Methods. We conducted a prospective study of all admissions in the internal medicine department of a 412-bed community hospital in Greece during a 6-month period. Candidates for screening based on the American Diabetes Association’s recommendations were screened with HbA1c. Patients with very poor health status and patients with conditions that may interfere with HbA1c measurement or interpretation were excluded.
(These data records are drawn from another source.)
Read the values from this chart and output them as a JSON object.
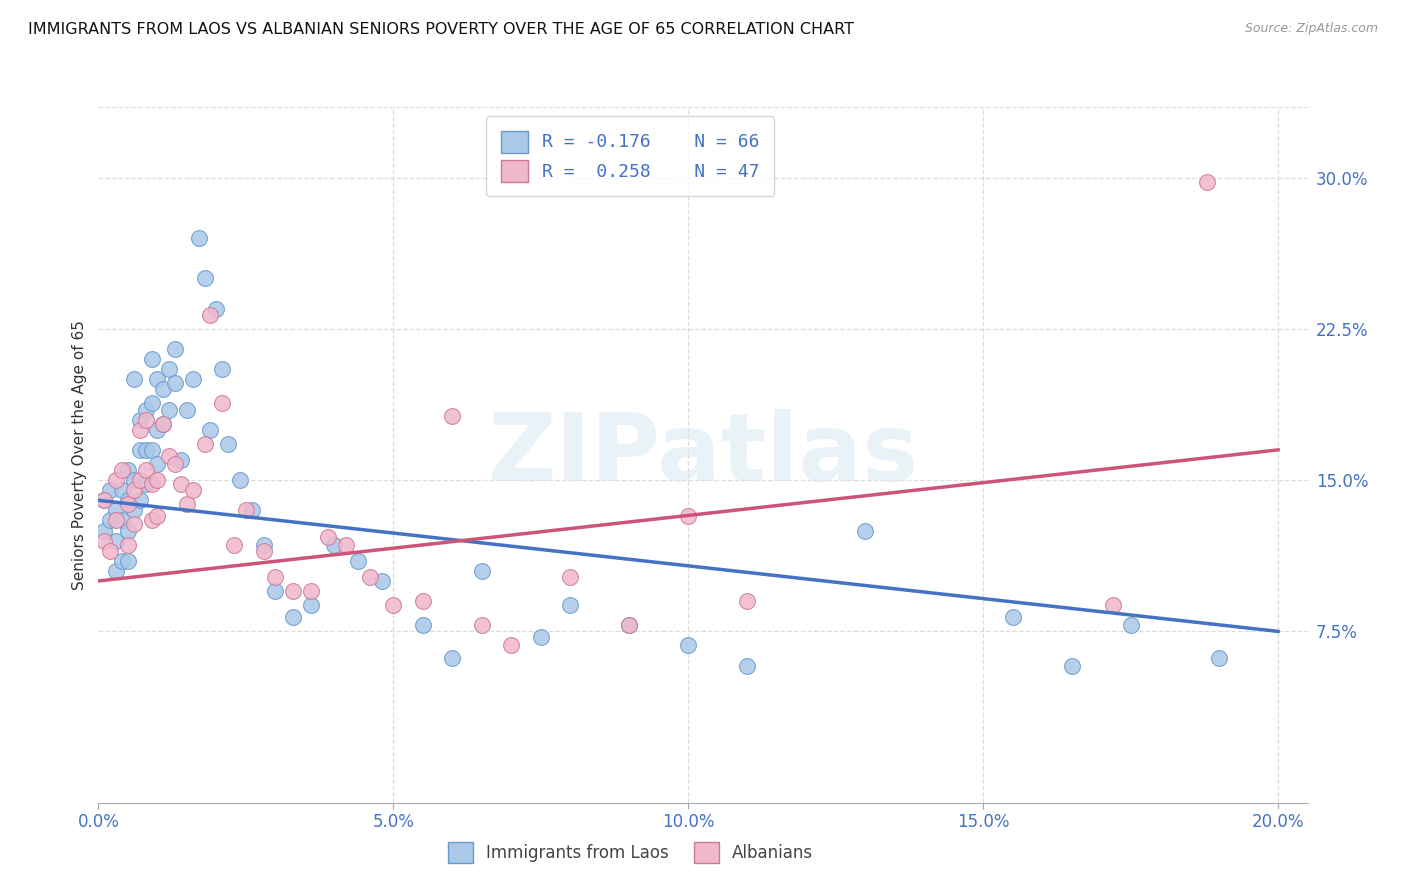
{
  "title": "IMMIGRANTS FROM LAOS VS ALBANIAN SENIORS POVERTY OVER THE AGE OF 65 CORRELATION CHART",
  "source": "Source: ZipAtlas.com",
  "ylabel": "Seniors Poverty Over the Age of 65",
  "xlim": [
    0.0,
    0.205
  ],
  "ylim": [
    -0.01,
    0.335
  ],
  "xtick_labels": [
    "0.0%",
    "5.0%",
    "10.0%",
    "15.0%",
    "20.0%"
  ],
  "xtick_vals": [
    0.0,
    0.05,
    0.1,
    0.15,
    0.2
  ],
  "ytick_labels": [
    "7.5%",
    "15.0%",
    "22.5%",
    "30.0%"
  ],
  "ytick_vals": [
    0.075,
    0.15,
    0.225,
    0.3
  ],
  "blue_color": "#aac8e8",
  "blue_edge_color": "#6699cc",
  "blue_line_color": "#4472c4",
  "pink_color": "#f0b8cc",
  "pink_edge_color": "#cc7799",
  "pink_line_color": "#cc5577",
  "legend_r_blue": "R = -0.176",
  "legend_n_blue": "N = 66",
  "legend_r_pink": "R =  0.258",
  "legend_n_pink": "N = 47",
  "watermark": "ZIPatlas",
  "blue_line_x0": 0.0,
  "blue_line_y0": 0.14,
  "blue_line_x1": 0.2,
  "blue_line_y1": 0.075,
  "pink_line_x0": 0.0,
  "pink_line_y0": 0.1,
  "pink_line_x1": 0.2,
  "pink_line_y1": 0.165,
  "blue_points_x": [
    0.001,
    0.001,
    0.002,
    0.002,
    0.003,
    0.003,
    0.003,
    0.004,
    0.004,
    0.004,
    0.005,
    0.005,
    0.005,
    0.005,
    0.006,
    0.006,
    0.006,
    0.007,
    0.007,
    0.007,
    0.008,
    0.008,
    0.008,
    0.009,
    0.009,
    0.009,
    0.01,
    0.01,
    0.01,
    0.011,
    0.011,
    0.012,
    0.012,
    0.013,
    0.013,
    0.014,
    0.015,
    0.016,
    0.017,
    0.018,
    0.019,
    0.02,
    0.021,
    0.022,
    0.024,
    0.026,
    0.028,
    0.03,
    0.033,
    0.036,
    0.04,
    0.044,
    0.048,
    0.055,
    0.06,
    0.065,
    0.075,
    0.08,
    0.09,
    0.1,
    0.11,
    0.13,
    0.155,
    0.165,
    0.175,
    0.19
  ],
  "blue_points_y": [
    0.14,
    0.125,
    0.145,
    0.13,
    0.135,
    0.12,
    0.105,
    0.145,
    0.13,
    0.11,
    0.155,
    0.14,
    0.125,
    0.11,
    0.2,
    0.15,
    0.135,
    0.18,
    0.165,
    0.14,
    0.185,
    0.165,
    0.148,
    0.21,
    0.188,
    0.165,
    0.2,
    0.175,
    0.158,
    0.195,
    0.178,
    0.205,
    0.185,
    0.215,
    0.198,
    0.16,
    0.185,
    0.2,
    0.27,
    0.25,
    0.175,
    0.235,
    0.205,
    0.168,
    0.15,
    0.135,
    0.118,
    0.095,
    0.082,
    0.088,
    0.118,
    0.11,
    0.1,
    0.078,
    0.062,
    0.105,
    0.072,
    0.088,
    0.078,
    0.068,
    0.058,
    0.125,
    0.082,
    0.058,
    0.078,
    0.062
  ],
  "pink_points_x": [
    0.001,
    0.001,
    0.002,
    0.003,
    0.003,
    0.004,
    0.005,
    0.005,
    0.006,
    0.006,
    0.007,
    0.007,
    0.008,
    0.008,
    0.009,
    0.009,
    0.01,
    0.01,
    0.011,
    0.012,
    0.013,
    0.014,
    0.015,
    0.016,
    0.018,
    0.019,
    0.021,
    0.023,
    0.025,
    0.028,
    0.03,
    0.033,
    0.036,
    0.039,
    0.042,
    0.046,
    0.05,
    0.055,
    0.06,
    0.065,
    0.07,
    0.08,
    0.09,
    0.1,
    0.11,
    0.172,
    0.188
  ],
  "pink_points_y": [
    0.14,
    0.12,
    0.115,
    0.15,
    0.13,
    0.155,
    0.138,
    0.118,
    0.145,
    0.128,
    0.175,
    0.15,
    0.18,
    0.155,
    0.148,
    0.13,
    0.15,
    0.132,
    0.178,
    0.162,
    0.158,
    0.148,
    0.138,
    0.145,
    0.168,
    0.232,
    0.188,
    0.118,
    0.135,
    0.115,
    0.102,
    0.095,
    0.095,
    0.122,
    0.118,
    0.102,
    0.088,
    0.09,
    0.182,
    0.078,
    0.068,
    0.102,
    0.078,
    0.132,
    0.09,
    0.088,
    0.298
  ]
}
Results. Of 463 patients (median age 74) only a small proportion (14.9%) were candidates for screening with HbA1c. Known diabetes mellitus, a low admission glucose, severe anemia or blood loss and poor health status were the most common reasons of exclusion. Among the 55 screened patients, 7 had diabetes (based on HbA1c ≥ 6.5%). However, in only 1 of them HbA1c was above target considering the patients’ health status. Categorical agreement (no diabetes, prediabetes, diabetes) between morning glucose and HbA1c was low. However, the concordance between a morning glucose < 125 mg/dl and HbA1c < 6.5% was > 90%.
Conclusions. In settings similar to ours (very elderly patients, high rate of conditions that confound the use of HbA1c and high rate of patients with poor health status), untargeted screening of inpatients with HbA1c is unlikely to be cost-effective. A morning glucose during hospitalization may be a better first step for screening.